The myth of “left bias” in the media

The following is a shortened version of an article published by Medialens on June 27, criticising the BBC’s recent report on impartiality at the Corporation:

Mainstream media discussions of media balance are limited to a single question: is the media too critical of powerful interests?

Earlier this month, the press described how an internal BBC report had revealed that the organisation was guilty of “institutional left-wing bias” and “being anti American”.

Senior BBC managers and journalists were happy to agree. Broadcaster Andrew Marr responded by noting that the BBC is a publicly funded organisation with an abnormally large proportion of younger people, people of ethnic minorities and almost certainly of gay people, compared with the population at large”. All this, he said, “creates an innate liberal bias inside the BBC”.

Of course words like “liberal” and Left-wing” can mean pretty much what you want them to mean. But the fact is that the BBC consistently presents the perspective of government and business as commonsensical, and rarely feels the need to offer any kind of balance.

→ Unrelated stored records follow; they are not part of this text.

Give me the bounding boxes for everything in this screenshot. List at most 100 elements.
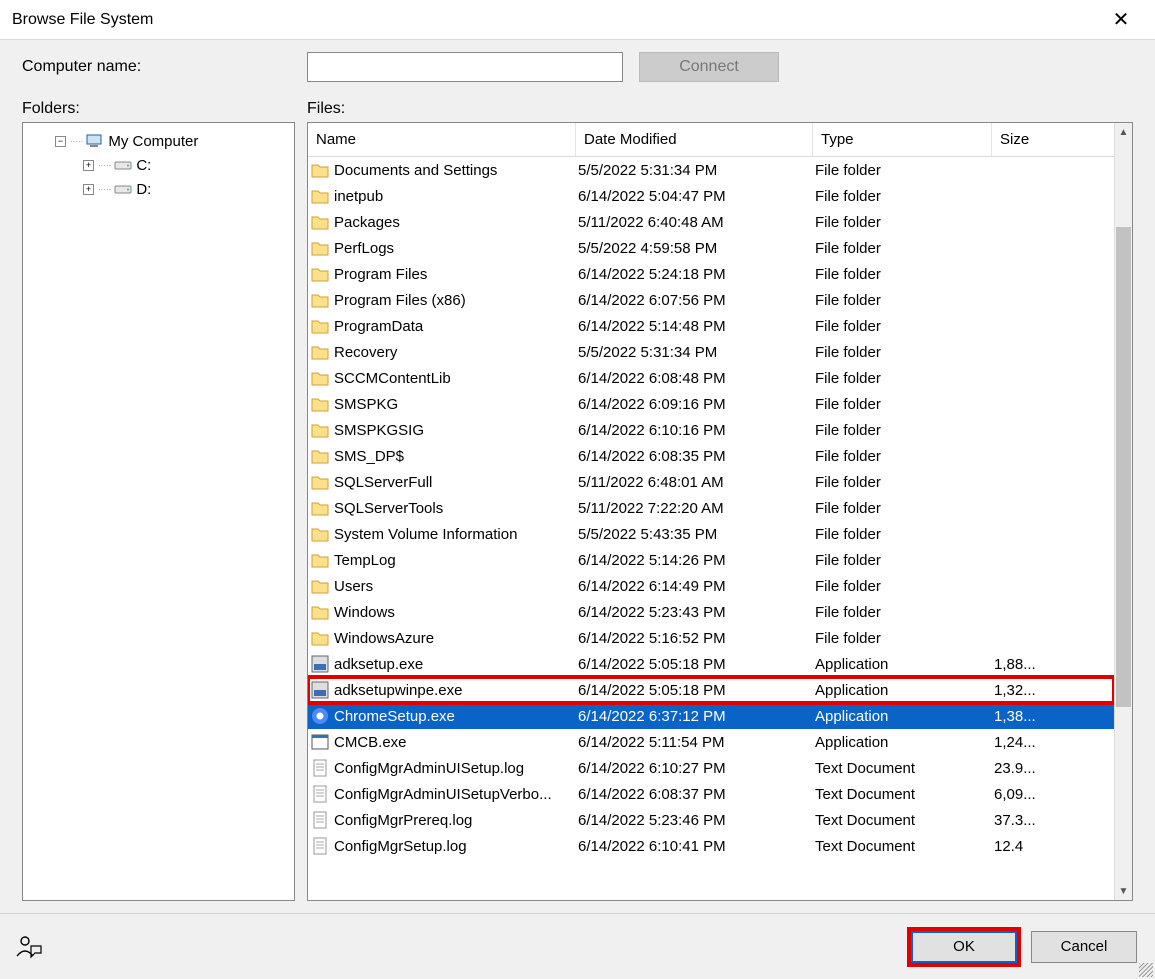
file-date: 6/14/2022 5:16:52 PM (576, 630, 813, 647)
file-date: 6/14/2022 5:05:18 PM (576, 682, 813, 699)
file-name: SMS_DP$ (334, 448, 404, 465)
column-name[interactable]: Name (308, 123, 576, 156)
scroll-thumb[interactable] (1116, 227, 1131, 707)
file-row[interactable]: SMS_DP$6/14/2022 6:08:35 PMFile folder (308, 443, 1114, 469)
collapse-icon[interactable]: − (55, 136, 66, 147)
file-type: Application (813, 682, 992, 699)
folder-icon (310, 186, 330, 206)
titlebar: Browse File System ✕ (0, 0, 1155, 40)
file-name: System Volume Information (334, 526, 517, 543)
folder-icon (310, 212, 330, 232)
file-size: 6,09... (992, 786, 1066, 803)
file-type: File folder (813, 162, 992, 179)
file-date: 6/14/2022 5:11:54 PM (576, 734, 813, 751)
file-date: 6/14/2022 6:07:56 PM (576, 292, 813, 309)
file-row[interactable]: SCCMContentLib6/14/2022 6:08:48 PMFile f… (308, 365, 1114, 391)
file-date: 6/14/2022 5:04:47 PM (576, 188, 813, 205)
file-row[interactable]: Program Files6/14/2022 5:24:18 PMFile fo… (308, 261, 1114, 287)
file-name: SMSPKGSIG (334, 422, 424, 439)
file-row[interactable]: Windows6/14/2022 5:23:43 PMFile folder (308, 599, 1114, 625)
file-row[interactable]: ProgramData6/14/2022 5:14:48 PMFile fold… (308, 313, 1114, 339)
tree-node-label: D: (136, 181, 151, 198)
file-name: SQLServerTools (334, 500, 443, 517)
scroll-track[interactable] (1115, 141, 1132, 882)
file-row[interactable]: SMSPKG6/14/2022 6:09:16 PMFile folder (308, 391, 1114, 417)
tree-node-label: C: (136, 157, 151, 174)
file-name: Packages (334, 214, 400, 231)
file-row[interactable]: Users6/14/2022 6:14:49 PMFile folder (308, 573, 1114, 599)
file-name-cell: SMSPKG (308, 394, 576, 414)
file-type: File folder (813, 474, 992, 491)
file-type: Text Document (813, 812, 992, 829)
file-type: Application (813, 734, 992, 751)
column-type[interactable]: Type (813, 123, 992, 156)
file-row[interactable]: PerfLogs5/5/2022 4:59:58 PMFile folder (308, 235, 1114, 261)
person-chat-icon[interactable] (14, 932, 44, 962)
file-row[interactable]: Recovery5/5/2022 5:31:34 PMFile folder (308, 339, 1114, 365)
file-row[interactable]: Packages5/11/2022 6:40:48 AMFile folder (308, 209, 1114, 235)
file-type: Text Document (813, 760, 992, 777)
file-type: Text Document (813, 838, 992, 855)
column-date[interactable]: Date Modified (576, 123, 813, 156)
file-date: 6/14/2022 5:24:18 PM (576, 266, 813, 283)
file-row[interactable]: ConfigMgrAdminUISetup.log6/14/2022 6:10:… (308, 755, 1114, 781)
file-date: 6/14/2022 6:10:41 PM (576, 838, 813, 855)
file-row[interactable]: SMSPKGSIG6/14/2022 6:10:16 PMFile folder (308, 417, 1114, 443)
folder-tree[interactable]: − ····· My Computer + ····· C: + ····· (22, 122, 295, 901)
scroll-down-icon[interactable]: ▼ (1115, 882, 1132, 900)
close-button[interactable]: ✕ (1099, 0, 1143, 40)
file-name: CMCB.exe (334, 734, 407, 751)
file-date: 5/11/2022 7:22:20 AM (576, 500, 813, 517)
cancel-button[interactable]: Cancel (1031, 931, 1137, 963)
expand-icon[interactable]: + (83, 160, 94, 171)
computer-name-input[interactable] (307, 52, 623, 82)
ok-button[interactable]: OK (911, 931, 1017, 963)
file-name: adksetupwinpe.exe (334, 682, 462, 699)
file-name-cell: Program Files (x86) (308, 290, 576, 310)
file-type: File folder (813, 292, 992, 309)
file-type: File folder (813, 448, 992, 465)
scroll-up-icon[interactable]: ▲ (1115, 123, 1132, 141)
file-date: 6/14/2022 6:14:49 PM (576, 578, 813, 595)
file-row[interactable]: ConfigMgrPrereq.log6/14/2022 5:23:46 PMT… (308, 807, 1114, 833)
file-row[interactable]: ConfigMgrAdminUISetupVerbo...6/14/2022 6… (308, 781, 1114, 807)
file-row[interactable]: ChromeSetup.exe6/14/2022 6:37:12 PMAppli… (308, 703, 1114, 729)
vertical-scrollbar[interactable]: ▲ ▼ (1114, 123, 1132, 900)
file-row[interactable]: adksetupwinpe.exe 6/14/2022 5:05:18 PMApp… (308, 677, 1114, 703)
file-row[interactable]: adksetup.exe6/14/2022 5:05:18 PMApplicat… (308, 651, 1114, 677)
file-row[interactable]: CMCB.exe6/14/2022 5:11:54 PMApplication1… (308, 729, 1114, 755)
folder-icon (310, 628, 330, 648)
expand-icon[interactable]: + (83, 184, 94, 195)
file-date: 5/11/2022 6:40:48 AM (576, 214, 813, 231)
file-row[interactable]: SQLServerFull5/11/2022 6:48:01 AMFile fo… (308, 469, 1114, 495)
file-type: File folder (813, 422, 992, 439)
column-size[interactable]: Size (992, 123, 1066, 156)
file-row[interactable]: WindowsAzure6/14/2022 5:16:52 PMFile fol… (308, 625, 1114, 651)
folder-icon (310, 290, 330, 310)
resize-grip[interactable] (1139, 963, 1153, 977)
file-row[interactable]: System Volume Information5/5/2022 5:43:3… (308, 521, 1114, 547)
file-row[interactable]: Program Files (x86)6/14/2022 6:07:56 PMF… (308, 287, 1114, 313)
file-name-cell: Windows (308, 602, 576, 622)
file-name: WindowsAzure (334, 630, 434, 647)
file-row[interactable]: Documents and Settings5/5/2022 5:31:34 P… (308, 157, 1114, 183)
file-type: File folder (813, 188, 992, 205)
bottom-bar: OK Cancel (0, 913, 1155, 979)
tree-root[interactable]: − ····· My Computer (25, 129, 292, 153)
file-name-cell: PerfLogs (308, 238, 576, 258)
file-date: 6/14/2022 6:09:16 PM (576, 396, 813, 413)
text-icon (310, 758, 330, 778)
file-row[interactable]: ConfigMgrSetup.log6/14/2022 6:10:41 PMTe… (308, 833, 1114, 859)
file-date: 5/5/2022 4:59:58 PM (576, 240, 813, 257)
file-row[interactable]: TempLog6/14/2022 5:14:26 PMFile folder (308, 547, 1114, 573)
file-size: 1,32... (992, 682, 1066, 699)
file-name: SMSPKG (334, 396, 398, 413)
file-name: ConfigMgrPrereq.log (334, 812, 472, 829)
file-name-cell: SMSPKGSIG (308, 420, 576, 440)
tree-drive-d[interactable]: + ····· D: (25, 177, 292, 201)
file-row[interactable]: inetpub6/14/2022 5:04:47 PMFile folder (308, 183, 1114, 209)
file-row[interactable]: SQLServerTools5/11/2022 7:22:20 AMFile f… (308, 495, 1114, 521)
tree-drive-c[interactable]: + ····· C: (25, 153, 292, 177)
main-split: − ····· My Computer + ····· C: + ····· (0, 122, 1155, 913)
file-list[interactable]: Name Date Modified Type Size Documents a… (308, 123, 1114, 900)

Blair shares Marr’s views on journalism. In a recent speech at Reuters’ headquarters in London, Blair condemned “the increasingly shrill tenor of the traditional media”. The problem, he observed, is that it is not enough for journalists to expose the errors of public figures: “It has to be venal. Conspiratorial.” Blair claimed: “The damage saps the country’s confidence and self-belief; it undermines its assessment of itself, its institutions; and above all, it reduces our capacity to take the right decision, in the right spirit for our future.”

This analysis of journalism surfaces every three or four years and always focuses on the alleged aggressive nature of the media.

Writing in The Guardian in April 1996, James Fallows, then Washington editor of the Atlantic Monthly, described “how the media undermines American democracy”. The problem, Fallows argued, was that the media forever portrayed public life in America “as a race to the bottom”. The emphasis was forever on “what is going wrong”.

In 2004, former New Statesman political editor John Lloyd condemned constant journalistic “aggression” and “suspicion”. And senior Guardian journalist Martin Kettle agreed, lamenting the “strident and confrontational press becoming yet more strident and confrontational”.

Mainstream taboo

But in fact, there is a second question: is the corporate media biased in favour of big business of which it is a part? This is one of the great mainstream taboos and is essentially never discussed.

Last year, John Pilger presented a more sobering picture to an audience at Columbia University in New York. He said: “If we journalists are ever to reclaim the honour of our craft, we need to understand, at least, the historic task that great power assigns us. This is to ’soften-up’ the public for rapacious attack on countries that are no threat to us.”

This is the true role journalists so often perform, Pilger explained, and it is achieved by their dehumanising the official enemy by talking of “regime change” in Iran “as if that country were an abstraction, not a society”; by legitimising the invasion of Iraq; by erasing Palestine’s historic injustice.

On June 18, Newsnight journalist Gavin Esler observed on the BBC website: “the schism between Gaza and the West Bank leaves Israel with the unpalatable possibility of a kind of ‘three state’ solution – two hostile Palestinian entities on its borders.”

A regular poster on the Medialens message board exposed this outrageous distortion. The message read: “At this very moment, irrespective of imaginary scenarios, Israel is actually in Palestinian borders, occupying it illegally and creating facts on the ground in its ever expanding illegal settlement building! Isn’t it Palestine that has a hostile Israeli entity on and in its borders?”